No mundo inteiro todos buscam a
felicidade, a felicidade que perdura, porém uma tal felicidade não se encontra
pela conformidade, seja de que espécie for. A conformidade, que é imitação,
principia na infância, por meio da educação, pelo choque com a sociedade e com
as circunstâncias externas. Por esse modo tendeis a fazer que vossos
pensamentos e sentimentos correspondam à opinião pública e se tornem subservientes
às ideias religiosas e às autoridades espirituais. Se refletirdes sobre
qualquer religião ou filosofia, nela encontrareis um método estatuído mediante
o qual podeis chegar à realização da verdade ou Deus. Tudo que fazeis é conformar-vos,
imitar e forçar vosso pensar e sentir segundo o molde determinado desse
sistema, e por essa maneira apenas vos tornais dentes de engrenagem numa
máquina social ou religiosa. Todo o edifício da civilização moderna se acha
baseado inteiramente na conformidade e ajustamento a padrões que foram estatuídos
por uma autoridade, a autoridade da opinião pública ou de um instrutor
espiritual. E o que se dá com religião, sociedade e ideias, dá-se com a
educação; a conformidade contínua resulta na sufocação do pensamento
individual.
O que acontece na vida atual?
Tendes uma experiência, tal como a morte ou a falência num negócio ou uma
grande desilusão, e esta experiência vos faz sofrer forçando-vos a pensar.

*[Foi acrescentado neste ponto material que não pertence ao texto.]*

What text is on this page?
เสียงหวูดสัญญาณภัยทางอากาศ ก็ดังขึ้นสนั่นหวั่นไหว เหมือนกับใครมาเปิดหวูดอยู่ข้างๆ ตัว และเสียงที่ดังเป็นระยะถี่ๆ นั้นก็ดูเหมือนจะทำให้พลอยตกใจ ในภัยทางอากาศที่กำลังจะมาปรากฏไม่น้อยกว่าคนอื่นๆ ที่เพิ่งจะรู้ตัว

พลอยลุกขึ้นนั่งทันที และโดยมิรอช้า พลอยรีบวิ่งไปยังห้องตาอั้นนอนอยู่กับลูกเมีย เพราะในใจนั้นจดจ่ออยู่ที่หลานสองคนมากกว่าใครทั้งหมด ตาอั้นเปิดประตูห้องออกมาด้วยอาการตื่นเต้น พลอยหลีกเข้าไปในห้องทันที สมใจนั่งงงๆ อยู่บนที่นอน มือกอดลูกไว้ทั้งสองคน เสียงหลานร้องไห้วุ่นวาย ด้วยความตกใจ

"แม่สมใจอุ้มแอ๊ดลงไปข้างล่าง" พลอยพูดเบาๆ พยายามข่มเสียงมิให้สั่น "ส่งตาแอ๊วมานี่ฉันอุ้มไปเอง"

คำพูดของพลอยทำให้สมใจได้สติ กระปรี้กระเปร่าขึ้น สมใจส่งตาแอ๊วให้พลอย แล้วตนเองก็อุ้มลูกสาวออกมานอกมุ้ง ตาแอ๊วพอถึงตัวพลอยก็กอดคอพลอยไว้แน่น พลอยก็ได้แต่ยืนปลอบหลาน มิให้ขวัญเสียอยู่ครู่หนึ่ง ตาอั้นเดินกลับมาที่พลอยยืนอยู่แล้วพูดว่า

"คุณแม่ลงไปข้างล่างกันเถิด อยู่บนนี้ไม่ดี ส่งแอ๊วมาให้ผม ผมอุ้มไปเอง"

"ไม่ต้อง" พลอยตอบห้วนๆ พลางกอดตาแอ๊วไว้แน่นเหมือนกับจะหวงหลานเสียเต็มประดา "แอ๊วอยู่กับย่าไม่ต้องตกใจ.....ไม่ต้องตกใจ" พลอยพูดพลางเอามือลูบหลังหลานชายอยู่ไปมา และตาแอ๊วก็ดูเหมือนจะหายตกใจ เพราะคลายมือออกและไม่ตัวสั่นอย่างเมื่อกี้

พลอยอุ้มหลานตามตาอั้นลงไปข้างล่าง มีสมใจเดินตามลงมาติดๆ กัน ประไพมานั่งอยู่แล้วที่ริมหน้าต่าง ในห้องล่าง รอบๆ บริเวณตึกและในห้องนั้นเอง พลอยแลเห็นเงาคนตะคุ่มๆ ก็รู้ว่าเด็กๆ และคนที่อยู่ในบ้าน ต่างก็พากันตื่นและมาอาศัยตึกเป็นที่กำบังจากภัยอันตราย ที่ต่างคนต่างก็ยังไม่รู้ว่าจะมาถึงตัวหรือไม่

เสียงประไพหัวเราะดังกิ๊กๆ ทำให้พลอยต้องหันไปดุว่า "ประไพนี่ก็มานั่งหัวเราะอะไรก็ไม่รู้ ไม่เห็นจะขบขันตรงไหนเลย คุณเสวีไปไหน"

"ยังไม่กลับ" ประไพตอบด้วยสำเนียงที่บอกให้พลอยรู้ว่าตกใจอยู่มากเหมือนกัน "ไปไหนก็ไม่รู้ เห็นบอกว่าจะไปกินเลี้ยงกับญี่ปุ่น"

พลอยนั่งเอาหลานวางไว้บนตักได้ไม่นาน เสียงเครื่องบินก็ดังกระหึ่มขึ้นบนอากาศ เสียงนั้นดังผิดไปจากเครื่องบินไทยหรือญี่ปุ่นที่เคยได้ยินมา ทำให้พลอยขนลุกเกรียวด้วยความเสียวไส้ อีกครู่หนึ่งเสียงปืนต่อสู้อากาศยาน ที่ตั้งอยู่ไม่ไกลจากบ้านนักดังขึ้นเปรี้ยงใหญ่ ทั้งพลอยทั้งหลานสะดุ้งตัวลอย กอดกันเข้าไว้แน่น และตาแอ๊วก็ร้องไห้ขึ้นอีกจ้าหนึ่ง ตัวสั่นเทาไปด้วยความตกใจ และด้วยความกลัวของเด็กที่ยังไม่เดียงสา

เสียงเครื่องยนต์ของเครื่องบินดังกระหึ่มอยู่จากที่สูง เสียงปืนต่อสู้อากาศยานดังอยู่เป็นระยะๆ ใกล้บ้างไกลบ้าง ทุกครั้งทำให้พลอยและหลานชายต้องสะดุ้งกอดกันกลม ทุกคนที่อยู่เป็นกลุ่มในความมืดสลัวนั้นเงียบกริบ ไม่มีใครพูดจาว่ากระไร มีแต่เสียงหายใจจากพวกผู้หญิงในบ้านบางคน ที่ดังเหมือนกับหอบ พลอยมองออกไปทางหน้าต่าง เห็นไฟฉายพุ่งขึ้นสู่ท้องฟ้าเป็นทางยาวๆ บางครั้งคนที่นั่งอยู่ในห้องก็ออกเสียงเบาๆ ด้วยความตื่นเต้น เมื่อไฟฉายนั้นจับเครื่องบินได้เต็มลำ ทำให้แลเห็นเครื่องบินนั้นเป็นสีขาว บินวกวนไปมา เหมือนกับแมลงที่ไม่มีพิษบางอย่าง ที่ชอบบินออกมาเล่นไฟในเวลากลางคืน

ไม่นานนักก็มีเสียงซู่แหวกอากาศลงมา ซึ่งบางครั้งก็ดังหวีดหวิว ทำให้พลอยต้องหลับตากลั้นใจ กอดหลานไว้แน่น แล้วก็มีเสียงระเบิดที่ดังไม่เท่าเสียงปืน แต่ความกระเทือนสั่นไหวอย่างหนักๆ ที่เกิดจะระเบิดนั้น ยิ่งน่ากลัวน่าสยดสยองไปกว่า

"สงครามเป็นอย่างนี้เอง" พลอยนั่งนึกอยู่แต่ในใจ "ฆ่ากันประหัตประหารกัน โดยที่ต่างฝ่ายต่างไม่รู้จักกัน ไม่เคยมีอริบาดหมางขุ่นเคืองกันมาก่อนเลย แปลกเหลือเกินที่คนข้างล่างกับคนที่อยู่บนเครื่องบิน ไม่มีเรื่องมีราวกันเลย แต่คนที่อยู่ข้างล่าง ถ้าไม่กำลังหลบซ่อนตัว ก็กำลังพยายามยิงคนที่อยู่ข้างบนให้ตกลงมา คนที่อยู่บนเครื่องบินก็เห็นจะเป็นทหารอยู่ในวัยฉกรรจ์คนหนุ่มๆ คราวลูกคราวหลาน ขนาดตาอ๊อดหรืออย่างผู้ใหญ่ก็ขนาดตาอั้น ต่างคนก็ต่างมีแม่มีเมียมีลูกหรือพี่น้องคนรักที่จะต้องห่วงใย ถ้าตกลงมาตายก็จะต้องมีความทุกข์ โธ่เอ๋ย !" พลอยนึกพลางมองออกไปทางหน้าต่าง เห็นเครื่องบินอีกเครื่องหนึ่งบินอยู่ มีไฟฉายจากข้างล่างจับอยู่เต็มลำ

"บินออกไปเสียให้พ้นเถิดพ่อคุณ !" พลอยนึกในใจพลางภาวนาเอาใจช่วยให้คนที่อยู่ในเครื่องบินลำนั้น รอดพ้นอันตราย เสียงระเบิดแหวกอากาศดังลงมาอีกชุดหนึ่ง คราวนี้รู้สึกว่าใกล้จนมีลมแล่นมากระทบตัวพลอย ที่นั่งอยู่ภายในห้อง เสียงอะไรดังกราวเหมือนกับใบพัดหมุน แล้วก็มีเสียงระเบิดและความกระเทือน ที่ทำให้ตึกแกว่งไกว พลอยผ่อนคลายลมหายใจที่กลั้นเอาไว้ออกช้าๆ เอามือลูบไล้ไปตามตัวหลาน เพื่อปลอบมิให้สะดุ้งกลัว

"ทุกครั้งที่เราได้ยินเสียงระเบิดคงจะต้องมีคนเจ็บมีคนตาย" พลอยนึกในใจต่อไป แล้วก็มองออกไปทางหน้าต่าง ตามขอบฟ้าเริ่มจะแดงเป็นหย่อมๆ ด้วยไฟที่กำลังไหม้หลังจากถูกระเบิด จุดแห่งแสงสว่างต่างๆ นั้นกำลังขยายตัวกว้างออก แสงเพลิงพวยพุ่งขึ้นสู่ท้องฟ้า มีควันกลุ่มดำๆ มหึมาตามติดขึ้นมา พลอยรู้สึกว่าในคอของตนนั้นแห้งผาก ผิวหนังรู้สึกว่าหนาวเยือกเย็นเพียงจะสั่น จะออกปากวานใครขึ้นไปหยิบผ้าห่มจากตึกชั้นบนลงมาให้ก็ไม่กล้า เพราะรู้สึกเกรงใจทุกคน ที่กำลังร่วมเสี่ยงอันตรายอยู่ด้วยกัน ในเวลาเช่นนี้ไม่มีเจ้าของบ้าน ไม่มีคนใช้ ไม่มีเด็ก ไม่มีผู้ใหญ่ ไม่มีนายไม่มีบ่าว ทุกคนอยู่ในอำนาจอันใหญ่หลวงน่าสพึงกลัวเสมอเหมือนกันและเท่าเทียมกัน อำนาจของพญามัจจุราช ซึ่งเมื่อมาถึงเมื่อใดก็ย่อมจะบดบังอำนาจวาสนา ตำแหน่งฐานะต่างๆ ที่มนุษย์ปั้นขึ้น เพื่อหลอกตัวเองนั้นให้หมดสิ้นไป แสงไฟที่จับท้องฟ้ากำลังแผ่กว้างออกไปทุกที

Em
face do conflito, da confusão e da desgraça, rompeis com a conformidade, com a
imitação, na qual reside a insinceridade, a falsidade, e começais a pensar por
vós próprios, acrescentando assim o conflito. Ora, quando isto acontece, que é
que fazeis? Buscais uma maneira de sobrepujar este conflito, para vencer essa
tristeza, não por compreender-lhe a causa, porém sim procurando uma evasão, e estabeleceis
um ideal, esperando por meio desse ideal esquecer o conflito.
Assim, da conformidade,
desperteis para o conflito, escapais para a satisfação, a qual mais uma vez é
limitação, e assim vos amarrais a este processo de contínua fuga do presente,
no qual unicamente está a imortalidade. Eu digo que há entendimento no
presente, não no conformar-se à memória do passado ou na persecução de um ideal
para o futuro, porém sim, no contínuo apercebimento que revela todos os
conflitos. Vós compreendeis fazendo face aos vossos conflitos, não tentando
deles escapar. Fazer-lhes frente é tornar-se apercebido de que o sofrimento
existirá enquanto houver a persecução do anseio. É na intensidade do viver no
presente, sem o embaraço da conformidade ou da fuga, que advêm um êxtase, uma
perpétua felicidade que para mim é a beatitude da verdade.